B. The Clinton Foundation

After finishing his second and last term in the White House in 2001, Bill created his own foundation. The Clinton Foundation — now the Bill, Hillary, and Chelsea Clinton Foundation — is a philanthropic giant. However, the foundation gives the impression that the Clintons sell favors in turn for million dollar donations to the foundation, some from foreign countries. Some people think the Clintons can be bought. A book published in May, “Clinton Cash,” written by conservative Peter Schweizer, sheds suspicion on Hillary Clinton’s time in the State Department. The book suggests that favors were given in exchange for donations. No instance of this has been demonstrated, but the shadow extends over the current campaign. Could donors be buying influence in a future President Clinton? There is no proof of that either.

The danger for Clinton would be a sensational revelation about Benghazi, the Clinton Foundation, or another issue, like the private email account that the candidate used when she was secretary of state, or the price of Hillary and Bill’s speeches.

The problem for her rivals is the lack of evidence showing illegal or irregular activity. Another difficulty is that after almost 40 years in public life, not a lot remains to be discovered about the Clintons. Few families have been scrutinized as much. This makes it difficult to imagine a new scandal of dimensions great enough to sink a candidacy.

3. Excessive Confidence

The Greeks called it hubris, the mix of arrogance and self-confidence that led humans to believe they were gods. Hillary Clinton’s danger is hubris — to believe that she has already won.

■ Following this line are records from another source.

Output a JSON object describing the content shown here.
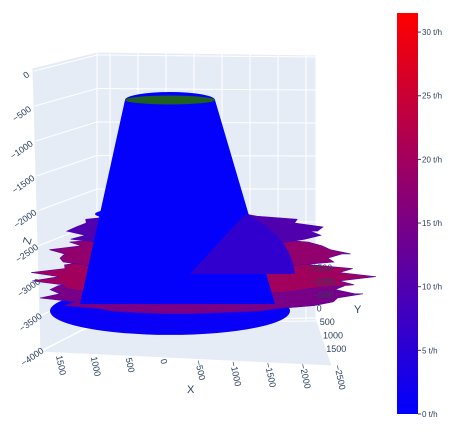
{
  "chart_data": {
    "type": "surface3d",
    "title": "",
    "x_axis": {
      "title": "X",
      "ticks": [
        "1500",
        "1000",
        "500",
        "0",
        "−500",
        "−1000",
        "−1500",
        "−2000",
        "−2500"
      ]
    },
    "y_axis": {
      "title": "Y",
      "ticks": [
        "−1500",
        "−1000",
        "−500",
        "0",
        "500",
        "1000",
        "1500"
      ]
    },
    "z_axis": {
      "title": "Z",
      "ticks": [
        "0",
        "−500",
        "−1000",
        "−1500",
        "−2000",
        "−2500",
        "−3000",
        "−3500",
        "−4000"
      ],
      "range": [
        -4000,
        0
      ]
    },
    "colorbar": {
      "ticks": [
        "0 t/h",
        "5 t/h",
        "10 t/h",
        "15 t/h",
        "20 t/h",
        "25 t/h",
        "30 t/h"
      ],
      "values": [
        0,
        5,
        10,
        15,
        20,
        25,
        30
      ],
      "range": [
        0,
        31.5
      ],
      "colorscale": [
        "#0000ff",
        "#ff0000"
      ]
    },
    "cap_color": "#1f5f1f",
    "grid": true,
    "series": [
      {
        "kind": "ellipse",
        "surface": "cone",
        "z": 0,
        "radius": 600,
        "value": 0
      },
      {
        "kind": "ellipse",
        "surface": "cone",
        "z": -1200,
        "radius": 800,
        "value": 0.5
      },
      {
        "kind": "ellipse",
        "surface": "cone",
        "z": -2000,
        "radius": 1000,
        "value": 1
      },
      {
        "kind": "blob",
        "surface": "plume",
        "z": -2300,
        "radius": 1400,
        "value": 10
      },
      {
        "kind": "blob",
        "surface": "plume",
        "z": -2700,
        "radius": 1600,
        "value": 18
      },
      {
        "kind": "blob",
        "surface": "plume",
        "z": -3100,
        "radius": 1800,
        "value": 20
      },
      {
        "kind": "blob",
        "surface": "plume",
        "z": -3400,
        "radius": 1700,
        "value": 15
      },
      {
        "kind": "ellipse",
        "surface": "base",
        "z": -3700,
        "radius": 1600,
        "value": 1
      }
    ]
  }
}
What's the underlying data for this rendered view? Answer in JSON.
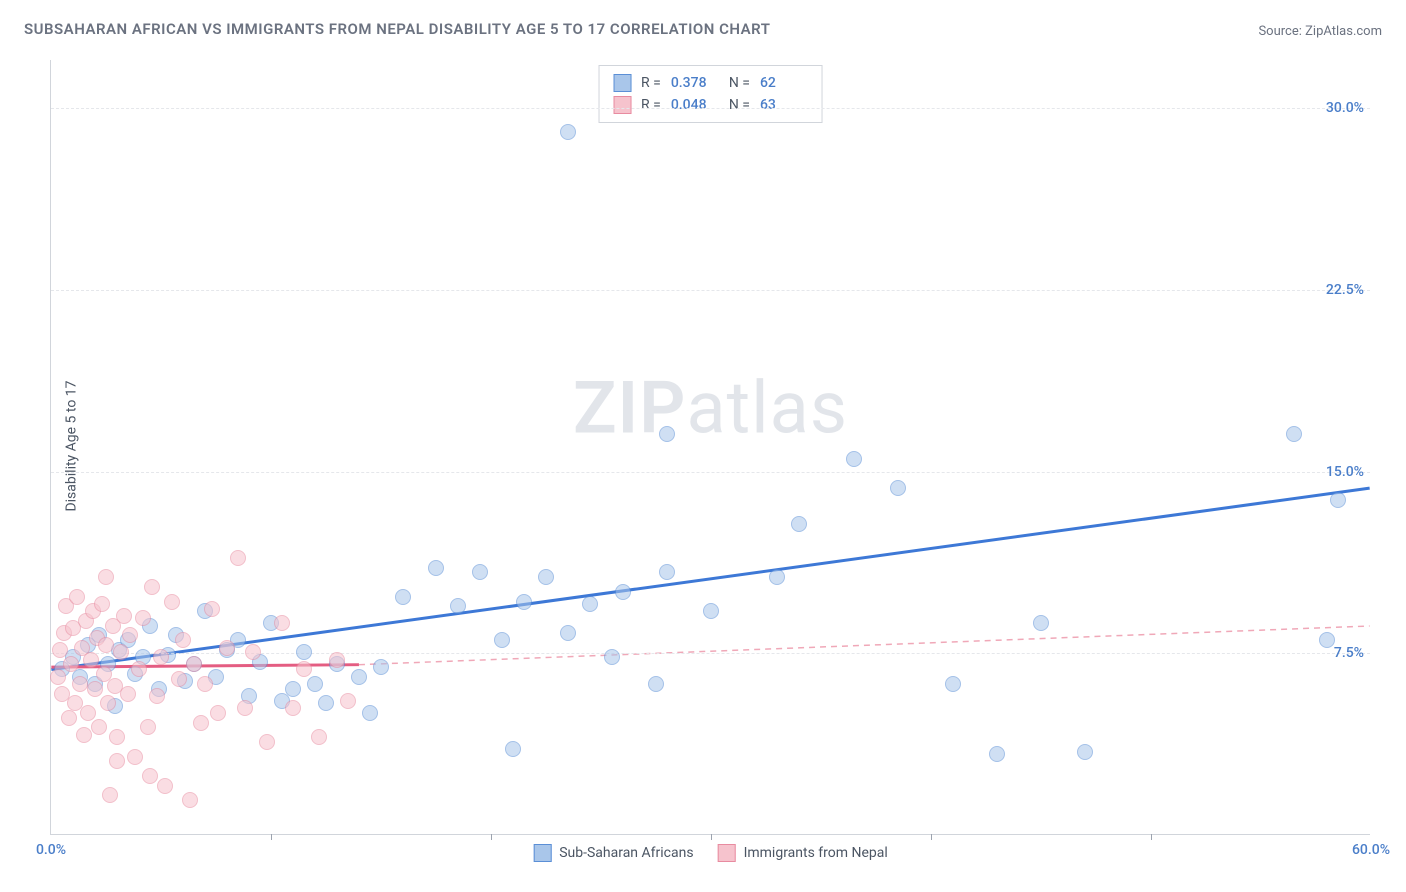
{
  "title": "SUBSAHARAN AFRICAN VS IMMIGRANTS FROM NEPAL DISABILITY AGE 5 TO 17 CORRELATION CHART",
  "source_label": "Source:",
  "source_name": "ZipAtlas.com",
  "y_axis_title": "Disability Age 5 to 17",
  "watermark_a": "ZIP",
  "watermark_b": "atlas",
  "chart": {
    "type": "scatter",
    "xlim": [
      0,
      60
    ],
    "ylim": [
      0,
      32
    ],
    "x_ticks": [
      0,
      60
    ],
    "x_tick_labels": [
      "0.0%",
      "60.0%"
    ],
    "x_minor_ticks": [
      10,
      20,
      30,
      40,
      50
    ],
    "y_ticks": [
      7.5,
      15.0,
      22.5,
      30.0
    ],
    "y_tick_labels": [
      "7.5%",
      "15.0%",
      "22.5%",
      "30.0%"
    ],
    "background_color": "#ffffff",
    "grid_color": "#e5e7eb",
    "marker_radius": 8,
    "marker_opacity": 0.55,
    "series": [
      {
        "id": "blue",
        "label": "Sub-Saharan Africans",
        "fill": "#a9c6ea",
        "stroke": "#5b8fd6",
        "r_value": "0.378",
        "n_value": "62",
        "trend": {
          "x1": 0,
          "y1": 6.8,
          "x2": 60,
          "y2": 14.3,
          "color": "#3d78d6",
          "width": 3,
          "dash": ""
        },
        "points": [
          [
            0.5,
            6.8
          ],
          [
            1.0,
            7.3
          ],
          [
            1.3,
            6.5
          ],
          [
            1.7,
            7.8
          ],
          [
            2.0,
            6.2
          ],
          [
            2.2,
            8.2
          ],
          [
            2.6,
            7.0
          ],
          [
            2.9,
            5.3
          ],
          [
            3.1,
            7.6
          ],
          [
            3.5,
            8.0
          ],
          [
            3.8,
            6.6
          ],
          [
            4.2,
            7.3
          ],
          [
            4.5,
            8.6
          ],
          [
            4.9,
            6.0
          ],
          [
            5.3,
            7.4
          ],
          [
            5.7,
            8.2
          ],
          [
            6.1,
            6.3
          ],
          [
            6.5,
            7.0
          ],
          [
            7.0,
            9.2
          ],
          [
            7.5,
            6.5
          ],
          [
            8.0,
            7.6
          ],
          [
            8.5,
            8.0
          ],
          [
            9.0,
            5.7
          ],
          [
            9.5,
            7.1
          ],
          [
            10.0,
            8.7
          ],
          [
            10.5,
            5.5
          ],
          [
            11.0,
            6.0
          ],
          [
            11.5,
            7.5
          ],
          [
            12.0,
            6.2
          ],
          [
            12.5,
            5.4
          ],
          [
            13.0,
            7.0
          ],
          [
            14.0,
            6.5
          ],
          [
            14.5,
            5.0
          ],
          [
            15.0,
            6.9
          ],
          [
            16.0,
            9.8
          ],
          [
            17.5,
            11.0
          ],
          [
            18.5,
            9.4
          ],
          [
            19.5,
            10.8
          ],
          [
            20.5,
            8.0
          ],
          [
            21.0,
            3.5
          ],
          [
            21.5,
            9.6
          ],
          [
            22.5,
            10.6
          ],
          [
            23.5,
            8.3
          ],
          [
            24.5,
            9.5
          ],
          [
            25.5,
            7.3
          ],
          [
            26.0,
            10.0
          ],
          [
            27.5,
            6.2
          ],
          [
            28.0,
            10.8
          ],
          [
            23.5,
            29.0
          ],
          [
            28.0,
            16.5
          ],
          [
            30.0,
            9.2
          ],
          [
            33.0,
            10.6
          ],
          [
            34.0,
            12.8
          ],
          [
            36.5,
            15.5
          ],
          [
            38.5,
            14.3
          ],
          [
            41.0,
            6.2
          ],
          [
            43.0,
            3.3
          ],
          [
            45.0,
            8.7
          ],
          [
            47.0,
            3.4
          ],
          [
            56.5,
            16.5
          ],
          [
            58.0,
            8.0
          ],
          [
            58.5,
            13.8
          ]
        ]
      },
      {
        "id": "pink",
        "label": "Immigrants from Nepal",
        "fill": "#f6c3cd",
        "stroke": "#e88ba0",
        "r_value": "0.048",
        "n_value": "63",
        "trend_solid": {
          "x1": 0,
          "y1": 6.9,
          "x2": 14,
          "y2": 7.0,
          "color": "#e45d82",
          "width": 3
        },
        "trend_dash": {
          "x1": 14,
          "y1": 7.0,
          "x2": 60,
          "y2": 8.6,
          "color": "#f0a8b8",
          "width": 1.5,
          "dash": "6 5"
        },
        "points": [
          [
            0.3,
            6.5
          ],
          [
            0.4,
            7.6
          ],
          [
            0.5,
            5.8
          ],
          [
            0.6,
            8.3
          ],
          [
            0.7,
            9.4
          ],
          [
            0.8,
            4.8
          ],
          [
            0.9,
            7.0
          ],
          [
            1.0,
            8.5
          ],
          [
            1.1,
            5.4
          ],
          [
            1.2,
            9.8
          ],
          [
            1.3,
            6.2
          ],
          [
            1.4,
            7.7
          ],
          [
            1.5,
            4.1
          ],
          [
            1.6,
            8.8
          ],
          [
            1.7,
            5.0
          ],
          [
            1.8,
            7.2
          ],
          [
            1.9,
            9.2
          ],
          [
            2.0,
            6.0
          ],
          [
            2.1,
            8.1
          ],
          [
            2.2,
            4.4
          ],
          [
            2.3,
            9.5
          ],
          [
            2.4,
            6.6
          ],
          [
            2.5,
            7.8
          ],
          [
            2.6,
            5.4
          ],
          [
            2.7,
            1.6
          ],
          [
            2.8,
            8.6
          ],
          [
            2.9,
            6.1
          ],
          [
            3.0,
            4.0
          ],
          [
            3.2,
            7.5
          ],
          [
            3.3,
            9.0
          ],
          [
            3.5,
            5.8
          ],
          [
            3.6,
            8.2
          ],
          [
            3.8,
            3.2
          ],
          [
            4.0,
            6.8
          ],
          [
            4.2,
            8.9
          ],
          [
            4.4,
            4.4
          ],
          [
            4.6,
            10.2
          ],
          [
            4.8,
            5.7
          ],
          [
            5.0,
            7.3
          ],
          [
            5.2,
            2.0
          ],
          [
            5.5,
            9.6
          ],
          [
            5.8,
            6.4
          ],
          [
            6.0,
            8.0
          ],
          [
            6.3,
            1.4
          ],
          [
            6.5,
            7.0
          ],
          [
            6.8,
            4.6
          ],
          [
            7.0,
            6.2
          ],
          [
            7.3,
            9.3
          ],
          [
            7.6,
            5.0
          ],
          [
            8.0,
            7.7
          ],
          [
            8.5,
            11.4
          ],
          [
            8.8,
            5.2
          ],
          [
            9.2,
            7.5
          ],
          [
            9.8,
            3.8
          ],
          [
            10.5,
            8.7
          ],
          [
            11.0,
            5.2
          ],
          [
            11.5,
            6.8
          ],
          [
            12.2,
            4.0
          ],
          [
            13.0,
            7.2
          ],
          [
            13.5,
            5.5
          ],
          [
            2.5,
            10.6
          ],
          [
            3.0,
            3.0
          ],
          [
            4.5,
            2.4
          ]
        ]
      }
    ]
  },
  "legend_stats": {
    "r_label": "R =",
    "n_label": "N ="
  }
}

In 2007 and 2008, Clinton was called the “inevitable candidate.” At that point in the campaign, with less than half a year until the beginning of the primaries, the consensus was that Clinton would be the nominee. Yes, young Sen. Barack Obama had brought multitudes to his rallies, but he was too inexperienced to battle Clinton, the more seasoned candidate and the natural heir to the White House after the Bush years.

Clinton’s rivals in the Democratic Party — and many journalists, bored with the idea of an unimpeded coronation — would like to think that in the next months, a new Obama will emerge, someone to compete for the candidate’s throne.

“She was also inevitable then,” is an argument that is often heard. But the distance between Clinton and her current rivals is much greater than what separated Clinton and Obama.

In June 2007, Clinton had a 15-percentage-point advantage over Obama. Now, she has almost 50 points over her closest pursuer, Sanders.

It is likely that the distance will grow shorter, that Clinton’s control will weaken, and that she will suffer some kind of setback in the next few months that will discourage her campaign (see points 1 and 2). But no one imagines a sudden “Sandersmania” or” O’Malleymania” in the style of the “Obamamania” of 2008, the collective fervor that pushed the young senator to victory against the veteran Clinton.

Another option involves the arrival of another more powerful candidate. Two names have been circulating. One is Sen. Elizabeth Warren, unofficial leader of the left of the Democratic Party. But Warren insists that she will not run. She prefers to influence Clinton from the outside than enter a battle that she has very little chance of winning. Another alternative is Vice President Joe Biden, hit by the death of his son Beau on May 30. Biden, a respected figure with experience, was a candidate for the nomination twice, in 1988 and in 2008.

Johnson succeeded Kennedy, Ford followed Nixon, and George H.W. Bush came after Reagan; a vice president who aspires to the presidency is traditional. And a Clinton-Biden battle would have its own particular flavor: two heavyweights of the Democratic Party, omnipresent for decades in the politics of this country, with one advantage for Clinton—she would be the younger candidate. Biden is 72.